Gülüşmeye başlayınca kollarıma sardım meleğimi. Çocukların odasından çıkarken başlarına birer öpücük kondurmayı ihmal etmemişti. Son kez şefkat dolu bakışlarla seyredip üstlerini örttükten sonra çıkmıştı odadan.

Yatağa girince kollarıma sardım meleğimi. Belki iyi gelirdi onlara şefkatim. Onu son sarışım olduğunu bilmeden. Bir daha bu yatakta onun sıcaklığını bulamayacağımı bilmeden. O da bilmiyordu ama hissetmişti sanki. Kollarımda olmanın tadını çıkarırken sanki vasiyetini söylüyordu.

"Çocuklara iyi bak olur mu. Bazen sinirli oluyorsun kırma onları. Ben de bazen sinirimi onlardan çıkarıyorum ama sonra çok üzülüyorum. Ben olmadığım zamanlarda önce Allah'a sonra sana emanet onlar."

"Neden şimdi bunları söylüyorsun? Doğumda en fazla iki gün yatarsın hastanede.

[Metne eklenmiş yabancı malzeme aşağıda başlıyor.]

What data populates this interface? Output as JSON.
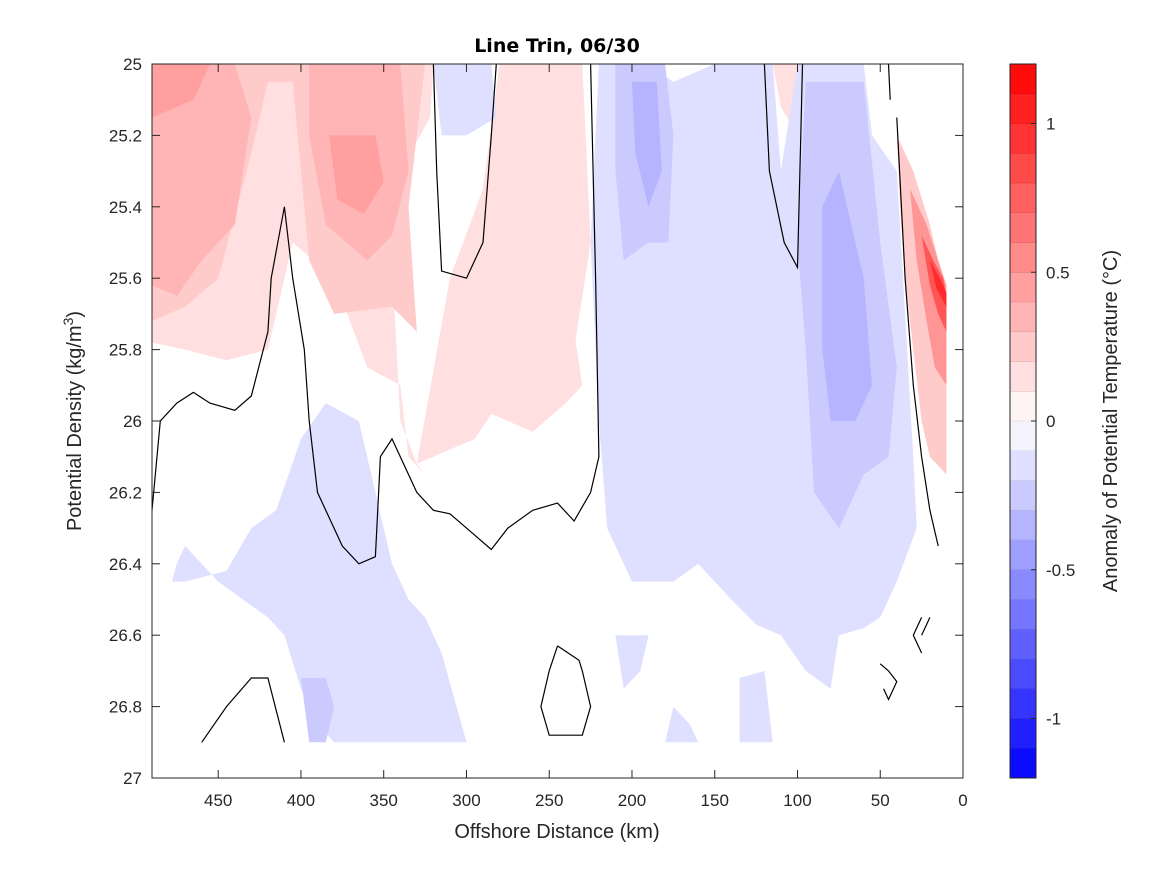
{
  "chart_data": {
    "type": "contour",
    "title": "Line Trin, 06/30",
    "xlabel": "Offshore Distance (km)",
    "ylabel_main": "Potential Density (kg/m",
    "ylabel_sup": "3",
    "ylabel_close": ")",
    "colorbar_label": "Anomaly of Potential Temperature (°C)",
    "xlim": [
      490,
      0
    ],
    "x_reversed": true,
    "ylim": [
      25,
      27
    ],
    "y_reversed": true,
    "xticks": [
      450,
      400,
      350,
      300,
      250,
      200,
      150,
      100,
      50,
      0
    ],
    "yticks": [
      25,
      25.2,
      25.4,
      25.6,
      25.8,
      26,
      26.2,
      26.4,
      26.6,
      26.8,
      27
    ],
    "ytick_labels": [
      "25",
      "25.2",
      "25.4",
      "25.6",
      "25.8",
      "26",
      "26.2",
      "26.4",
      "26.6",
      "26.8",
      "27"
    ],
    "colorbar_range": [
      -1.2,
      1.2
    ],
    "colorbar_step": 0.1,
    "colorbar_ticks": [
      -1,
      -0.5,
      0,
      0.5,
      1
    ],
    "colorbar_tick_labels": [
      "-1",
      "-0.5",
      "0",
      "0.5",
      "1"
    ],
    "colormap": "blue-white-red",
    "colors": {
      "negative_max": "#0000ff",
      "neutral": "#ffffff",
      "positive_max": "#ff0000",
      "zero_contour": "#000000"
    },
    "regions": [
      {
        "level": 0.15,
        "points": [
          [
            490,
            25
          ],
          [
            320,
            25
          ],
          [
            322,
            25.15
          ],
          [
            340,
            25.3
          ],
          [
            345,
            25.55
          ],
          [
            340,
            26.0
          ],
          [
            330,
            26.12
          ],
          [
            310,
            25.6
          ],
          [
            290,
            25.35
          ],
          [
            280,
            25.0
          ],
          [
            230,
            25.0
          ],
          [
            225,
            25.5
          ],
          [
            240,
            25.95
          ],
          [
            260,
            26.03
          ],
          [
            285,
            25.98
          ],
          [
            295,
            26.05
          ],
          [
            330,
            26.12
          ],
          [
            325,
            26.15
          ],
          [
            335,
            26.1
          ],
          [
            340,
            25.9
          ],
          [
            360,
            25.85
          ],
          [
            380,
            25.6
          ],
          [
            405,
            25.5
          ],
          [
            410,
            25.6
          ],
          [
            420,
            25.8
          ],
          [
            445,
            25.83
          ],
          [
            470,
            25.8
          ],
          [
            490,
            25.78
          ]
        ]
      },
      {
        "level": 0.25,
        "points": [
          [
            490,
            25
          ],
          [
            325,
            25
          ],
          [
            330,
            25.2
          ],
          [
            335,
            25.4
          ],
          [
            330,
            25.75
          ],
          [
            345,
            25.68
          ],
          [
            380,
            25.7
          ],
          [
            395,
            25.55
          ],
          [
            400,
            25.3
          ],
          [
            405,
            25.05
          ],
          [
            420,
            25.05
          ],
          [
            430,
            25.25
          ],
          [
            450,
            25.6
          ],
          [
            470,
            25.68
          ],
          [
            490,
            25.72
          ]
        ]
      },
      {
        "level": 0.35,
        "points": [
          [
            490,
            25
          ],
          [
            440,
            25
          ],
          [
            430,
            25.15
          ],
          [
            440,
            25.45
          ],
          [
            460,
            25.55
          ],
          [
            475,
            25.65
          ],
          [
            490,
            25.62
          ]
        ]
      },
      {
        "level": 0.35,
        "points": [
          [
            395,
            25.0
          ],
          [
            340,
            25.0
          ],
          [
            335,
            25.3
          ],
          [
            345,
            25.48
          ],
          [
            360,
            25.55
          ],
          [
            385,
            25.45
          ],
          [
            395,
            25.2
          ]
        ]
      },
      {
        "level": 0.45,
        "points": [
          [
            383,
            25.2
          ],
          [
            355,
            25.2
          ],
          [
            350,
            25.33
          ],
          [
            362,
            25.42
          ],
          [
            378,
            25.38
          ]
        ]
      },
      {
        "level": 0.45,
        "points": [
          [
            490,
            25.0
          ],
          [
            455,
            25.0
          ],
          [
            465,
            25.1
          ],
          [
            490,
            25.15
          ]
        ]
      },
      {
        "level": 0.15,
        "points": [
          [
            115,
            25.0
          ],
          [
            100,
            25.0
          ],
          [
            100,
            25.2
          ],
          [
            110,
            25.12
          ]
        ]
      },
      {
        "level": 0.15,
        "points": [
          [
            270,
            25.05
          ],
          [
            262,
            25.2
          ],
          [
            255,
            25.3
          ],
          [
            245,
            25.55
          ],
          [
            235,
            25.75
          ],
          [
            230,
            25.9
          ],
          [
            240,
            25.95
          ],
          [
            255,
            26.0
          ],
          [
            270,
            25.95
          ],
          [
            275,
            25.7
          ],
          [
            272,
            25.4
          ]
        ]
      },
      {
        "level": -0.15,
        "points": [
          [
            320,
            25.0
          ],
          [
            285,
            25.0
          ],
          [
            282,
            25.15
          ],
          [
            300,
            25.2
          ],
          [
            315,
            25.2
          ]
        ]
      },
      {
        "level": -0.15,
        "points": [
          [
            220,
            25.0
          ],
          [
            190,
            25.0
          ],
          [
            175,
            25.05
          ],
          [
            150,
            25.0
          ],
          [
            115,
            25.0
          ],
          [
            110,
            25.3
          ],
          [
            100,
            25.0
          ],
          [
            60,
            25.0
          ],
          [
            55,
            25.2
          ],
          [
            40,
            25.3
          ],
          [
            30,
            26.1
          ],
          [
            28,
            26.3
          ],
          [
            40,
            26.45
          ],
          [
            50,
            26.55
          ],
          [
            60,
            26.58
          ],
          [
            75,
            26.6
          ],
          [
            80,
            26.75
          ],
          [
            95,
            26.7
          ],
          [
            110,
            26.6
          ],
          [
            125,
            26.57
          ],
          [
            140,
            26.5
          ],
          [
            150,
            26.45
          ],
          [
            160,
            26.4
          ],
          [
            175,
            26.45
          ],
          [
            200,
            26.45
          ],
          [
            215,
            26.3
          ],
          [
            220,
            26.0
          ],
          [
            225,
            25.5
          ]
        ]
      },
      {
        "level": -0.25,
        "points": [
          [
            210,
            25.0
          ],
          [
            180,
            25.0
          ],
          [
            175,
            25.2
          ],
          [
            178,
            25.5
          ],
          [
            190,
            25.5
          ],
          [
            205,
            25.55
          ],
          [
            210,
            25.3
          ]
        ]
      },
      {
        "level": -0.25,
        "points": [
          [
            95,
            25.05
          ],
          [
            60,
            25.05
          ],
          [
            50,
            25.5
          ],
          [
            40,
            25.85
          ],
          [
            45,
            26.1
          ],
          [
            60,
            26.15
          ],
          [
            75,
            26.3
          ],
          [
            90,
            26.2
          ],
          [
            95,
            25.8
          ],
          [
            100,
            25.5
          ]
        ]
      },
      {
        "level": -0.35,
        "points": [
          [
            200,
            25.05
          ],
          [
            185,
            25.05
          ],
          [
            182,
            25.3
          ],
          [
            190,
            25.4
          ],
          [
            198,
            25.25
          ]
        ]
      },
      {
        "level": -0.35,
        "points": [
          [
            85,
            25.4
          ],
          [
            75,
            25.3
          ],
          [
            60,
            25.6
          ],
          [
            55,
            25.9
          ],
          [
            65,
            26.0
          ],
          [
            80,
            26.0
          ],
          [
            85,
            25.8
          ]
        ]
      },
      {
        "level": -0.15,
        "points": [
          [
            430,
            26.3
          ],
          [
            415,
            26.25
          ],
          [
            400,
            26.05
          ],
          [
            385,
            25.95
          ],
          [
            365,
            26.0
          ],
          [
            355,
            26.2
          ],
          [
            345,
            26.4
          ],
          [
            335,
            26.5
          ],
          [
            325,
            26.55
          ],
          [
            315,
            26.65
          ],
          [
            300,
            26.9
          ],
          [
            380,
            26.9
          ],
          [
            390,
            26.85
          ],
          [
            400,
            26.75
          ],
          [
            410,
            26.6
          ],
          [
            420,
            26.55
          ],
          [
            450,
            26.45
          ],
          [
            470,
            26.35
          ],
          [
            475,
            26.4
          ],
          [
            478,
            26.45
          ],
          [
            470,
            26.45
          ],
          [
            445,
            26.42
          ]
        ]
      },
      {
        "level": -0.25,
        "points": [
          [
            400,
            26.72
          ],
          [
            385,
            26.72
          ],
          [
            380,
            26.8
          ],
          [
            385,
            26.9
          ],
          [
            395,
            26.9
          ]
        ]
      },
      {
        "level": -0.15,
        "points": [
          [
            190,
            26.6
          ],
          [
            210,
            26.6
          ],
          [
            205,
            26.75
          ],
          [
            195,
            26.7
          ]
        ]
      },
      {
        "level": -0.15,
        "points": [
          [
            120,
            26.7
          ],
          [
            135,
            26.72
          ],
          [
            135,
            26.9
          ],
          [
            115,
            26.9
          ]
        ]
      },
      {
        "level": -0.15,
        "points": [
          [
            165,
            26.85
          ],
          [
            175,
            26.8
          ],
          [
            180,
            26.9
          ],
          [
            160,
            26.9
          ]
        ]
      },
      {
        "level": 0.25,
        "points": [
          [
            40,
            25.2
          ],
          [
            30,
            25.3
          ],
          [
            20,
            25.45
          ],
          [
            15,
            25.55
          ],
          [
            10,
            25.65
          ],
          [
            10,
            26.15
          ],
          [
            20,
            26.1
          ],
          [
            25,
            26.0
          ],
          [
            30,
            25.8
          ],
          [
            35,
            25.6
          ],
          [
            38,
            25.4
          ]
        ]
      },
      {
        "level": 0.5,
        "points": [
          [
            32,
            25.35
          ],
          [
            22,
            25.45
          ],
          [
            15,
            25.55
          ],
          [
            10,
            25.62
          ],
          [
            10,
            25.9
          ],
          [
            17,
            25.85
          ],
          [
            22,
            25.72
          ],
          [
            28,
            25.55
          ]
        ]
      },
      {
        "level": 0.8,
        "points": [
          [
            25,
            25.48
          ],
          [
            18,
            25.55
          ],
          [
            12,
            25.6
          ],
          [
            10,
            25.65
          ],
          [
            10,
            25.75
          ],
          [
            15,
            25.7
          ],
          [
            20,
            25.62
          ]
        ]
      },
      {
        "level": 1.0,
        "points": [
          [
            20,
            25.55
          ],
          [
            14,
            25.6
          ],
          [
            10,
            25.64
          ],
          [
            10,
            25.68
          ],
          [
            16,
            25.63
          ]
        ]
      }
    ],
    "zero_contours": [
      [
        [
          490,
          26.25
        ],
        [
          485,
          26.0
        ],
        [
          475,
          25.95
        ],
        [
          465,
          25.92
        ],
        [
          455,
          25.95
        ],
        [
          440,
          25.97
        ],
        [
          430,
          25.93
        ],
        [
          420,
          25.75
        ],
        [
          418,
          25.6
        ],
        [
          410,
          25.4
        ],
        [
          405,
          25.6
        ],
        [
          398,
          25.8
        ],
        [
          395,
          26.0
        ],
        [
          390,
          26.2
        ],
        [
          375,
          26.35
        ],
        [
          365,
          26.4
        ],
        [
          355,
          26.38
        ],
        [
          352,
          26.1
        ],
        [
          345,
          26.05
        ],
        [
          330,
          26.2
        ],
        [
          320,
          26.25
        ],
        [
          310,
          26.26
        ],
        [
          300,
          26.3
        ],
        [
          285,
          26.36
        ],
        [
          275,
          26.3
        ],
        [
          260,
          26.25
        ],
        [
          245,
          26.23
        ],
        [
          235,
          26.28
        ],
        [
          225,
          26.2
        ],
        [
          220,
          26.1
        ],
        [
          222,
          25.6
        ],
        [
          225,
          25.0
        ]
      ],
      [
        [
          320,
          25.0
        ],
        [
          318,
          25.3
        ],
        [
          315,
          25.58
        ],
        [
          300,
          25.6
        ],
        [
          290,
          25.5
        ],
        [
          285,
          25.2
        ],
        [
          282,
          25.0
        ]
      ],
      [
        [
          120,
          25.0
        ],
        [
          117,
          25.3
        ],
        [
          108,
          25.5
        ],
        [
          100,
          25.57
        ],
        [
          98,
          25.2
        ],
        [
          97,
          25.0
        ]
      ],
      [
        [
          45,
          25.0
        ],
        [
          44,
          25.1
        ]
      ],
      [
        [
          40,
          25.15
        ],
        [
          35,
          25.6
        ],
        [
          30,
          25.9
        ],
        [
          25,
          26.1
        ],
        [
          20,
          26.25
        ],
        [
          15,
          26.35
        ]
      ],
      [
        [
          25,
          26.6
        ],
        [
          20,
          26.55
        ]
      ],
      [
        [
          25,
          26.55
        ],
        [
          30,
          26.6
        ],
        [
          25,
          26.65
        ]
      ],
      [
        [
          460,
          26.9
        ],
        [
          445,
          26.8
        ],
        [
          430,
          26.72
        ],
        [
          420,
          26.72
        ],
        [
          410,
          26.9
        ]
      ],
      [
        [
          245,
          26.63
        ],
        [
          232,
          26.67
        ],
        [
          230,
          26.7
        ],
        [
          225,
          26.8
        ],
        [
          230,
          26.88
        ],
        [
          250,
          26.88
        ],
        [
          255,
          26.8
        ],
        [
          250,
          26.7
        ],
        [
          245,
          26.63
        ]
      ],
      [
        [
          50,
          26.68
        ],
        [
          45,
          26.7
        ],
        [
          40,
          26.73
        ],
        [
          45,
          26.78
        ],
        [
          48,
          26.75
        ]
      ]
    ]
  }
}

O süre içinde çocuklar sahipsiz mi kalacak sanıyorsun."

"Olsun sen yine de ilgini ihmal etme." Elif'imin sesi buğulanınca konuyu değiştirme gereği duydum. Yaşadığımız güzel günleri andık birlikte. Ne az şey yaşamışız, o gece farkettim. Anlatıp mutlu olacak bir düğün anımız bile yoktu Elif'le.

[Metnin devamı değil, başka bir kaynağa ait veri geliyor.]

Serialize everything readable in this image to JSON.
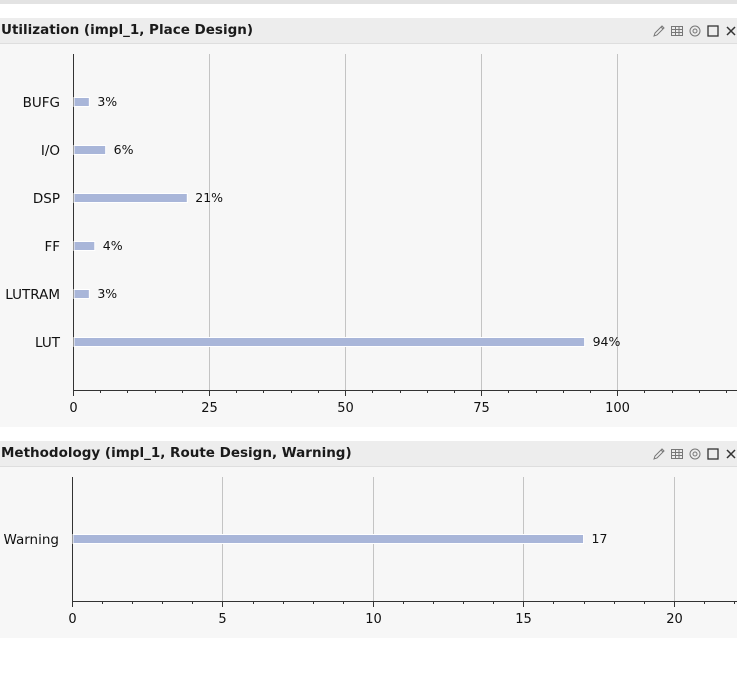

"Ben Güneş'i çok özledim." Demişti en son. Hüzünlüydü son gecesinde. Ben güzel şeylerden bahsettikçe Elif'im hüzünlü günlerini anıyordu ama onla yaşadığımız sorunlu zamanlardan hiç bahsetmemişti. Ona yaptıklarımı bir kez olsun yüzüme vurmamıştı.

Yüzüne yakından baktığımda ne kadar çöktüğünü farkettim. Yine de güzelliğinden hiçbir şey kaybetmemişti. Başka bir güzellik vardı yüzünde.

***

"Uyansana ölüyorum!" Diye bir inleme kulaklarımda uğuldarken gözlerimi zoraki açmaya çalıştım. Elif yine ağrıdan inliyordu ama elimden gelen hiçbir şey yoktu. Hasteneye her götürüşümde boşuna geldiğimizi söyleyip eve gönderiyorlardı.

"İlacını içtin mi?" Diye sormamla zoraki bir "Evet" dökülmüştü dudaklarından. Çaresizce tekrar başımı yastığa koyup karnını okşamaya başladım.

"Dayan güzelim. Elimizden gelen birşey yok. Yarın başka bir doktora götüreyim seni. Gerekirse sezaryenle erkenden alsınlar "

"Olmaz! Daha çok küçük o, dayanamaz."

Elini karnına koyunca elimle buluşan elini avuçlarımın arasına aldım. Onun bu hali karşısında çaresiz kalmak içimi acıtıyordu. Elif'in sancısı biraz dinmiş olacak ki inlemeleri hafiflemişti.

Gözlerime çöken ağırlık, uyanık kalmama izin vermiyordu. Uyumamaya çalışsam da yorgun bedenim daha fazla direnememişti. Karımın acı dolu inlemeleri kulağımda uğuldarken ben uykuya yenik düşmüştüm.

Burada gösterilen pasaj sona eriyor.